I respect their plight and comprehend its meaning, but find my defaults so strong that even when alert and willing, classification norms assert themselves into conversation repeatedly. Still, I’m settled on doing my best to meet the challenge, starting with learning to use ‘they’ as a pronoun more often, and in the meantime asking for patience and affirming respect, which seems to be appreciated.
This dots connecting process took a little leap a few weeks ago, when I dreamed in another’s shoes. I dreamed that I was someone aware of appearing a certain way to those interacting with me. Yet “I” was submerged deep down. I knew the other couldn’t see/hear me through their apparent conceptions of what I and my life were supposed to mean in the world according to, in this case my gender, on the surface.
Who I actually was, was of value, but they would never know. It felt as though it wouldn’t matter at all to be soft and curious during the conversation, because there was a prepared script we were supposed to stay within for it to continue.
I’ve had dreams similar to this one before, but never so precise, so indisputable in conveyance as about gender. While recalling the feeling since then, life has brought many opportunities to put the understanding into practice, albeit with more errors than successes so far.
There is imperfect willingness, and a reaching toward a fully open heart.
One thing that makes it challenging is ‘my own’ gender identity. It has been somewhat invisible to me just how much I’ve tended to meet expectations of others in terms of gender. I’ve just always felt very “female”, and if anything, have wanted to be *more* so. I have mourned each seeming loss of femininity that has felt taken from me by age or illness, while still being drawn to and admiring of the fluid. I’m also more visually oriented than I realized, in that it is very easy for me to take in traditionally “female” appearance as “she”, whether the person projecting that appearance is male or female.
It would probably surprise some who know me to read of this struggle, because I’ve explored the loosening of gender-identity through virtual worlds and through the experiences of close friends who’ve shared deeply, and I’ve worked a lot with the subject of fluid identity generally. Still, you can’t learn what you think you already know. I believe you can make room for the ‘next’ shifts to happen, though.
I seem to be making the most lasting integrations in my sleep or on the edges. Last night, I woke at 1:30 AM and played (as I often do when woken in the middle of the night) an interview from Buddha at the Gas Pump. The host was questioning the guest on his hobby horse topic: a debate in the non duality movement about doing away with personal identification, with *I* and *you*, *he* and *she* – including in daily language and interactions.
And I wondered, might these questions be somewhat related, or at least, might one question open a pathway to the other?

Societies have always run on double identities and secret languages, because it has never been fully safe not to, but it isn’t just about society. We all signal and filter with insider language and outsider language, with law and mercy. It is how we cultivate intimacy in many cases.

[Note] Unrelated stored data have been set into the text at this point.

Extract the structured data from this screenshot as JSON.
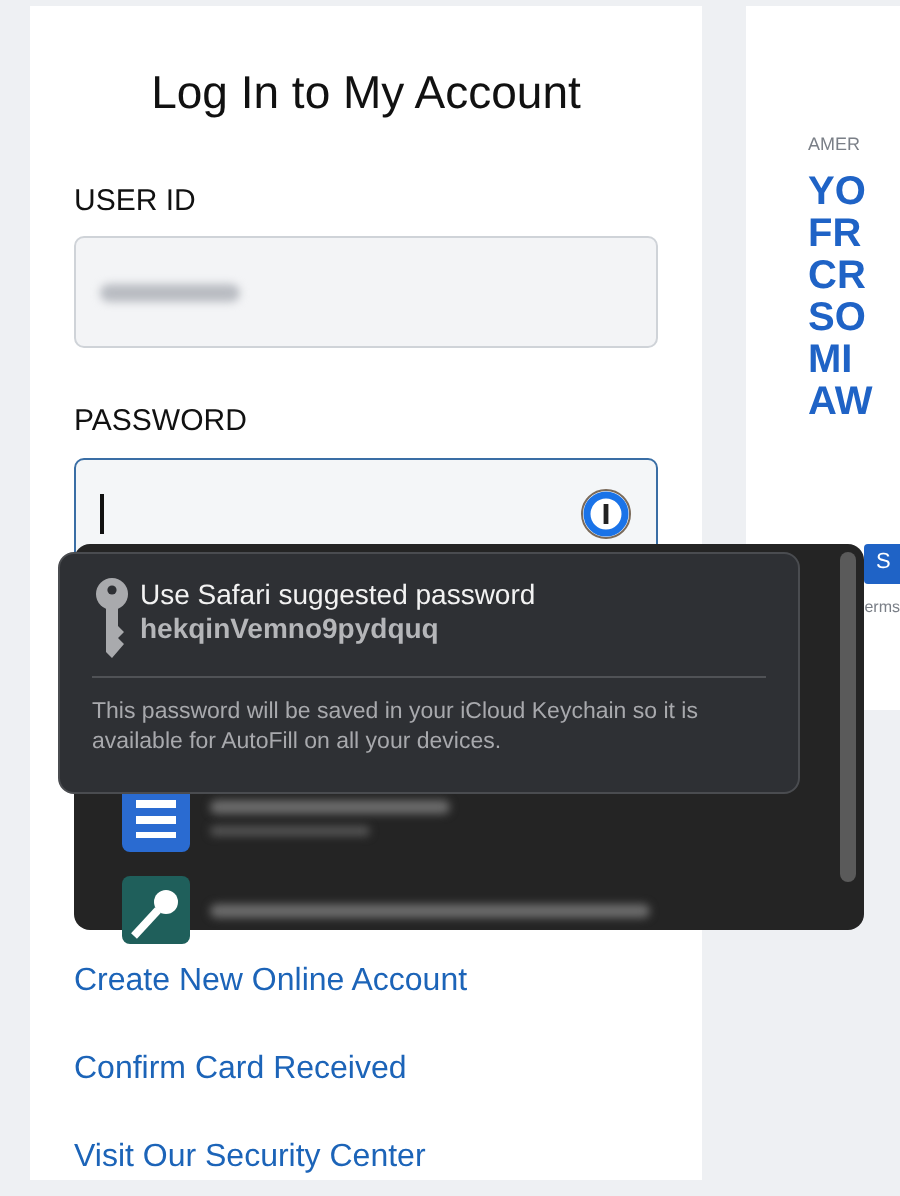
{
  "login": {
    "title": "Log In to My Account",
    "fields": [
      {
        "label": "USER ID",
        "focused": false
      },
      {
        "label": "PASSWORD",
        "focused": true
      }
    ],
    "links": [
      "Create New Online Account",
      "Confirm Card Received",
      "Visit Our Security Center"
    ]
  },
  "promo": {
    "eyebrow": "AMER",
    "headline": [
      "YO",
      "FR",
      "CR",
      "SO",
      "MI",
      "AW"
    ],
    "button": "S",
    "terms": "erms"
  },
  "autofill": {
    "suggestion": {
      "title": "Use Safari suggested password",
      "password": "hekqinVemno9pydquq",
      "note": "This password will be saved in your iCloud Keychain so it is available for AutoFill on all your devices."
    },
    "entries": [
      {
        "kind": "card"
      },
      {
        "kind": "key"
      }
    ]
  }
}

Still, I admire and enjoy the aspiration to go beyond labels, and imagine that when we converse with aliens, gender, and probably independent personhood itself, won’t make much sense. AI will also have something to say.
Maybe it is more a transition we are destined to make.
As with my political post however, I am just not sure what is realistic to expect. If you want to understand the challenge and strangeness of transition more fully in the context of non-duality for instance, you can try to listen to Tony Parsons, whose teachings center around taking the no I/ no self/ no beings [idea, revelation, insight] to its logical conclusion, enacting life beyond conceptions of personhood entirely.
“For me ‘teaching’ is helping someone to have a better dream.”
– Tony Parsons
Although it seems to me that to do what Parsons is doing means continually erasing, which instead of offering the central emptiness insight, may obscure it, since insisting upon this kind of treatment can feel intensely self-involved.
Shape-shifting
Another related idea/practice, is shape shifting, where transformation seems to require perception of self as not permanent or solid, but rather a conception that can be opened and explored, turned inside out, and can reflect other forms. What I had a few weeks ago, which acted like a vitamin to this ongoing endeavor, was indeed, a shape shifting dream.
Anyway these are beginning musings, an intention toward greater clarity in 2019.